August 31, 2007
Left hand, meet right hand
As word leaks out about how much of the Dem Party has been underwritten by the mysterious Mr. Hsu , one must ask how it is that California Dem officials had no idea he was under an arrest warrant when they took his contributions:
San Francisco Mayor Gavin Newsom, District Attorney Kamala Harris, Assemblywoman Fiona Ma and Los Angeles Mayor Antonio Villaraigosa took money from fugitive fundraiser Norman Hsu, the deep-pocketed Democrat who handed out more than $250,000 to Sen. Hillary Clinton and other party candidates and causes in the past few years.According to state and local records, Hsu has given more than $53,000 to various political efforts in the state since 2004, including $27,600 to the state Democratic Party, $5,000 to 2006 gubernatorial hopeful Steve Westly and $10,000 to Hollywood director Rob Reiner's "Pre-School for All" campaign, which became Proposition 82 on the June 2006 ballot.The state party gave $26,600 of that money back three weeks after Hsu donated it in 2004, said Bob Mulholland, a party consultant."Mr. Hsu asked for the money to be returned, saying he had made the donation in error," Mulholland said. "We haven't returned the $1,000 he gave us earlier this year, but the party will be looking at that contribution."Besides giving the maximum $750 to Newsom's 2004 campaign, Hsu, a New York businessman, gave $750 to Harris' campaign for district attorney and then, in December 2006, gave Harris $500 more for her 2007 re-election campaign.At the time he gave the money to San Francisco's district attorney, Hsu was wanted on a $2 million warrant issued when he didn't show up for sentencing after pleading no contest to San Mateo County felony grand theft charges in 1992.

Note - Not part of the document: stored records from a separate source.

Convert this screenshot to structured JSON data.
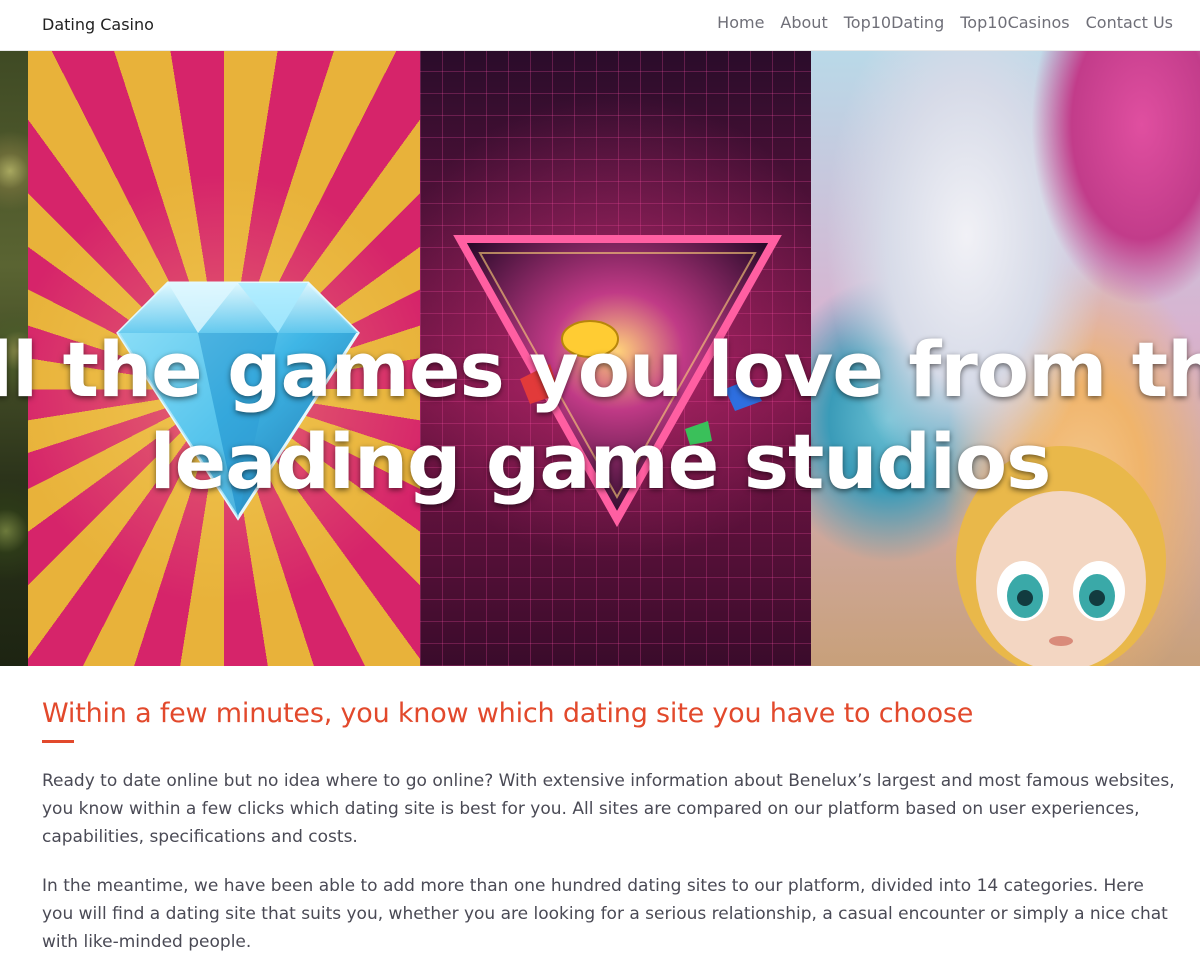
{
  "navbar": {
    "brand": "Dating Casino",
    "links": [
      "Home",
      "About",
      "Top10Dating",
      "Top10Casinos",
      "Contact Us"
    ]
  },
  "hero": {
    "title_line_1": "All the games you love from the",
    "title_line_2": "leading game studios",
    "tiles": [
      "jungle-slot-tile",
      "diamond-sunburst-slot-tile",
      "neon-gem-triangle-slot-tile",
      "candy-doll-slot-tile"
    ]
  },
  "intro": {
    "heading": "Within a few minutes, you know which dating site you have to choose",
    "accent_color": "#e2492c",
    "paragraphs": [
      "Ready to date online but no idea where to go online? With extensive information about Benelux’s largest and most famous websites, you know within a few clicks which dating site is best for you. All sites are compared on our platform based on user experiences, capabilities, specifications and costs.",
      "In the meantime, we have been able to add more than one hundred dating sites to our platform, divided into 14 categories. Here you will find a dating site that suits you, whether you are looking for a serious relationship, a casual encounter or simply a nice chat with like-minded people."
    ]
  }
}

I'm waiting for Senators McCain and Feingold, who foisted that ridiculous campaign finance reform nonsense on us with the connivance of the Pew Foundation, to demand an investigation. For it seems to me that it is far more pernicious if foreign money is financing our campaigns than it is that some people may spend more of their own American dollars, properly reported so that it's on the public record.